The red flag that is ‘And’
As someone who blogs (a lot), is starting to appear with greater frequency in conference programs and who has a book coming out, I tend to get a fair amount of unsolicited job inquiries appearing in my mailbox. Some I dismiss completely, but others I will at least open up the company web site. What I am looking for in small, startup-ish companies is not the technology, or the industry, or anything along those lines.
What I am looking for is whether I can determine what they do without having to use the word ‘and’.
In my experience, quality requires disciple in all aspects of an organization. Including its mission and reason.
We help individuals, [and] non-profit organizations, [and] cities, and enterprises do (this), [and] (this), and (this) is a pretty strong indicator that quality is being sacrificed in favor market reach.
And really, that is a perfectly valid strategy from a business perspective. But from a quality one it is atrocious. Those three markets have very different drivers and feature requirements. By targeting all three what you are essentially doing is splitting your attention three different ways resulting in three 1/3 completed products. Instead of that strategy, why not pick one and absolutely dominate it in terms of features and quality. Then take on the next.
Similarly, the three actions mentioned above are also a concern, but not necessarily as bad a one. It all depends on where in the growth curve the company is.
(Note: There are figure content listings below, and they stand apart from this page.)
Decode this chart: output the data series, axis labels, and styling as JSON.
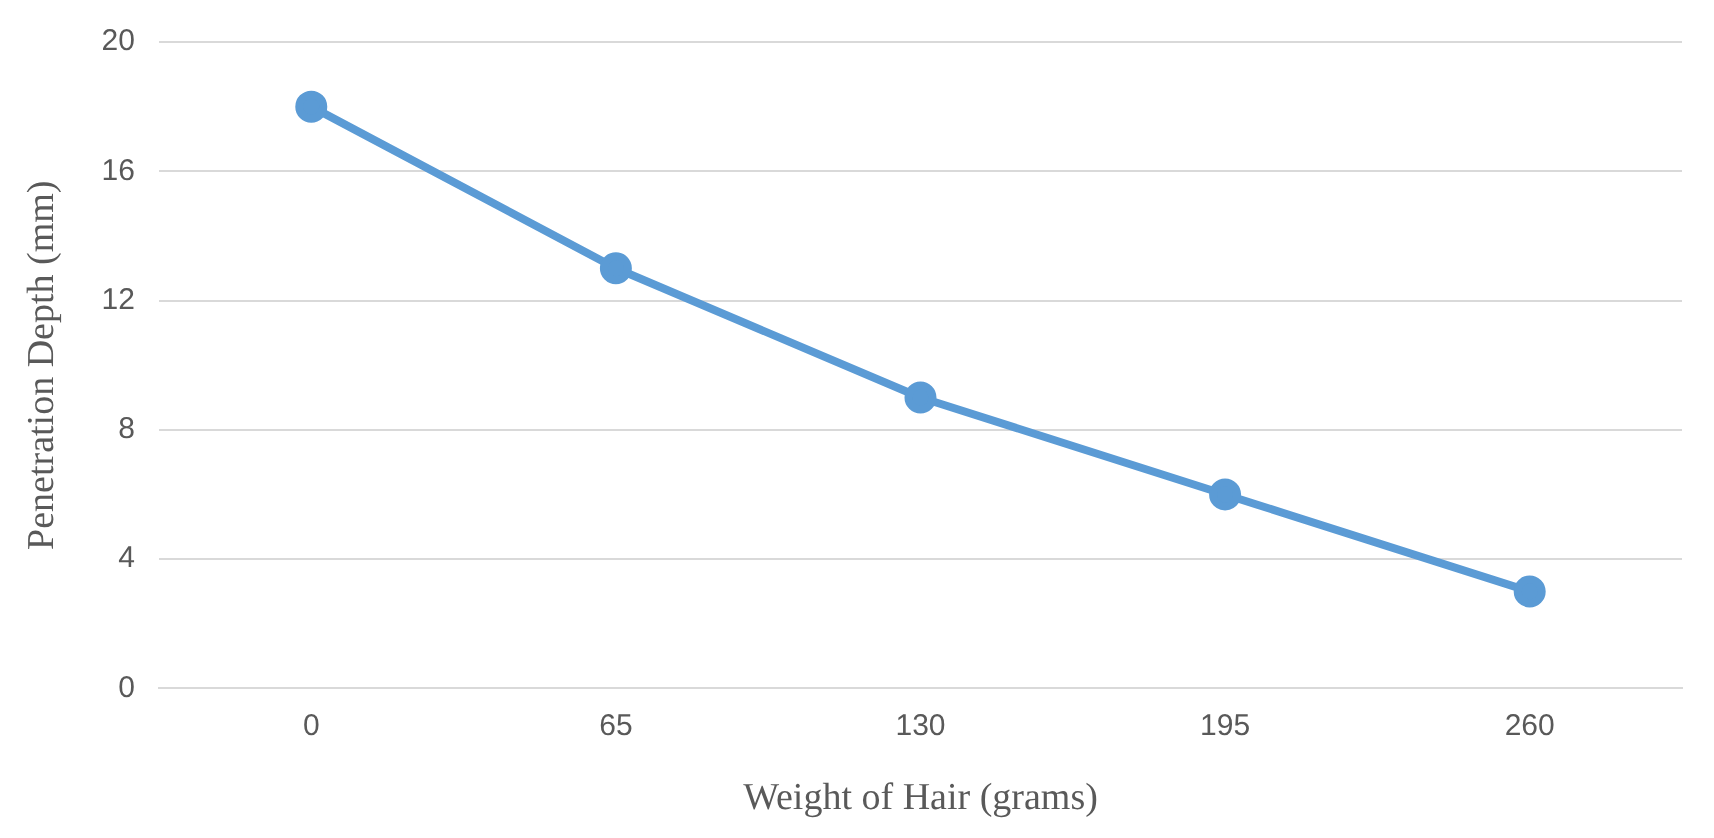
{
  "chart_data": {
    "type": "line",
    "xlabel": "Weight of Hair (grams)",
    "ylabel": "Penetration Depth (mm)",
    "categories": [
      "0",
      "65",
      "130",
      "195",
      "260"
    ],
    "series": [
      {
        "color": "#5b9bd5",
        "values": [
          18,
          13,
          9,
          6,
          3
        ]
      }
    ],
    "ylim": [
      0,
      20
    ],
    "yticks": [
      0,
      4,
      8,
      12,
      16,
      20
    ],
    "grid": "y",
    "marker": "circle",
    "line_style": "solid",
    "legend": false
  }
}
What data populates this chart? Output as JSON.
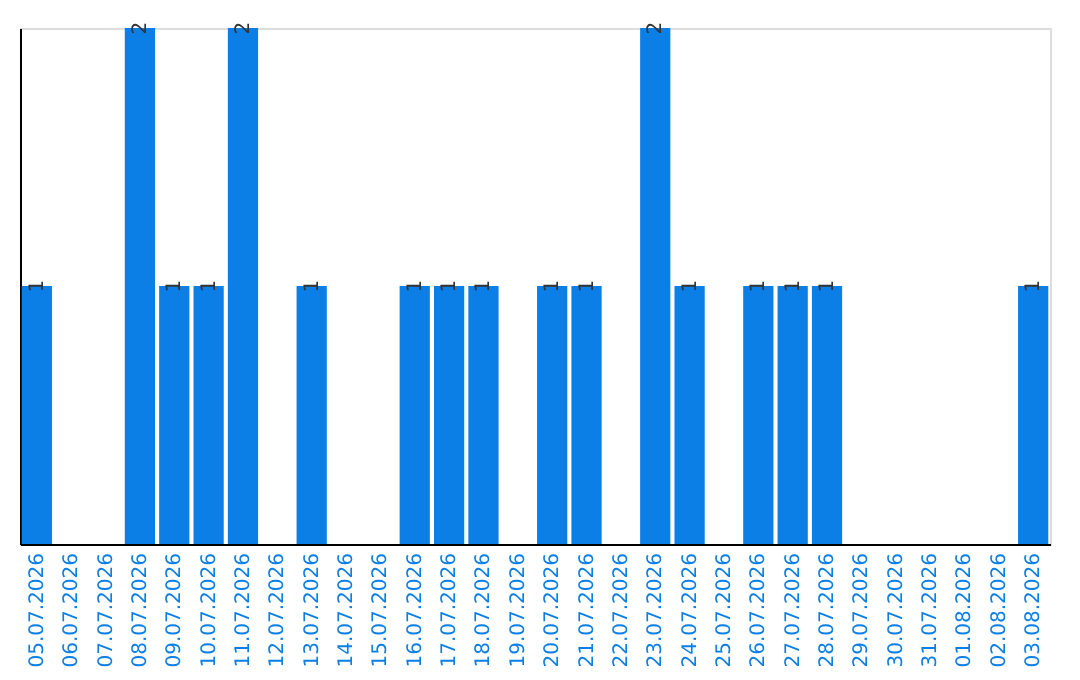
{
  "chart_data": {
    "type": "bar",
    "categories": [
      "05.07.2026",
      "06.07.2026",
      "07.07.2026",
      "08.07.2026",
      "09.07.2026",
      "10.07.2026",
      "11.07.2026",
      "12.07.2026",
      "13.07.2026",
      "14.07.2026",
      "15.07.2026",
      "16.07.2026",
      "17.07.2026",
      "18.07.2026",
      "19.07.2026",
      "20.07.2026",
      "21.07.2026",
      "22.07.2026",
      "23.07.2026",
      "24.07.2026",
      "25.07.2026",
      "26.07.2026",
      "27.07.2026",
      "28.07.2026",
      "29.07.2026",
      "30.07.2026",
      "31.07.2026",
      "01.08.2026",
      "02.08.2026",
      "03.08.2026"
    ],
    "values": [
      1,
      0,
      0,
      2,
      1,
      1,
      2,
      0,
      1,
      0,
      0,
      1,
      1,
      1,
      0,
      1,
      1,
      0,
      2,
      1,
      0,
      1,
      1,
      1,
      0,
      0,
      0,
      0,
      0,
      1
    ],
    "value_labels": [
      "1",
      null,
      null,
      "2",
      "1",
      "1",
      "2",
      null,
      "1",
      null,
      null,
      "1",
      "1",
      "1",
      null,
      "1",
      "1",
      null,
      "2",
      "1",
      null,
      "1",
      "1",
      "1",
      null,
      null,
      null,
      null,
      null,
      "1"
    ],
    "color": "#0b7fe6",
    "ylim": [
      0,
      2
    ],
    "tick_labels": "x",
    "grid": false
  }
}
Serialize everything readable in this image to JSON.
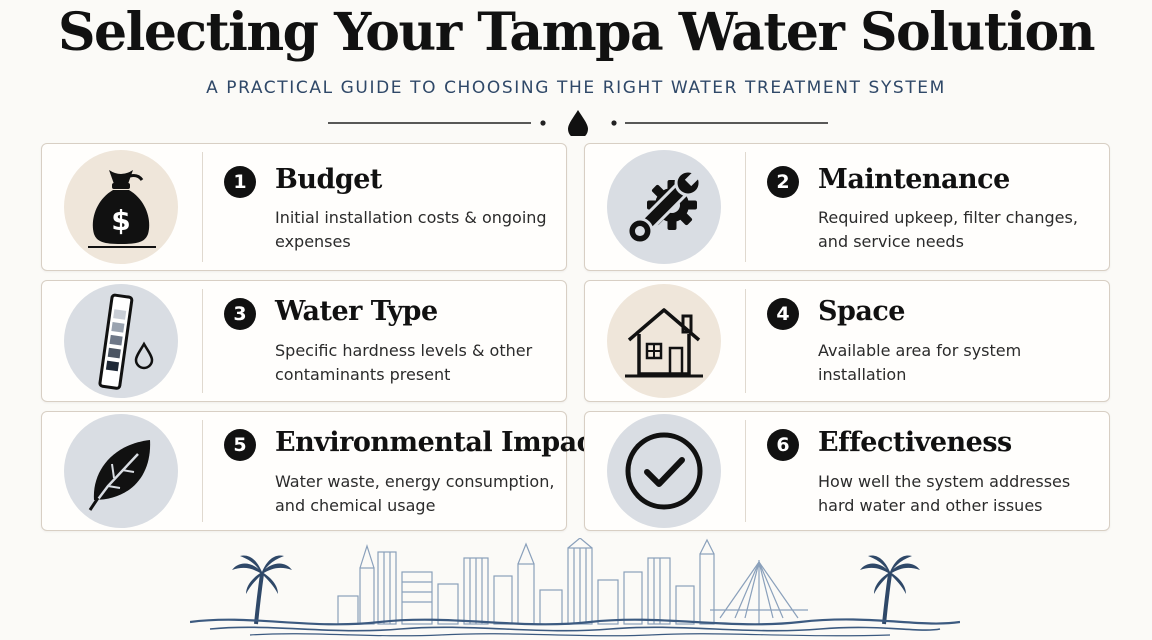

For a brand new company it is a huge problem. You should absolutely kick ass with one action before expanding into another.
But! By constraining focus to a laser point are you not turning your back a large part of the market?
Yes. If quality is your goal, you will be rewarded.
Imagine that the market for your multi-limbed product is 100M per year and split into four, clear, sub-markets of 25M each. You could try to fight in all of them and win some battles but generally tread water as you have to spread your efforts across four distinct audiences and this results in say 20M and a reputation in the market as meeting requirements, but meh customer experience or joy. Or, you could focus in on a single segment, kicking ass along the way, still make 20M per year as the dominant force and have an awesome reputation in the market.
As someone who is deeply rooted in the idea of delivery a quality product, the latter option is much more compelling a story.
To a business owner though I completely understand why it would not be. Narrow focus companies tend to be smaller in terms of potential revenue and have a slower growth curve; two items that often run counter to why the company was started. Narrow companies are (likely) not going to change or save the world either. They can however change or save a specific segment of it which hopefully is enough.
So how about your company? How many ‘Ands’ do you need to describe it? And what can you do to decrease the ands and increase the quality?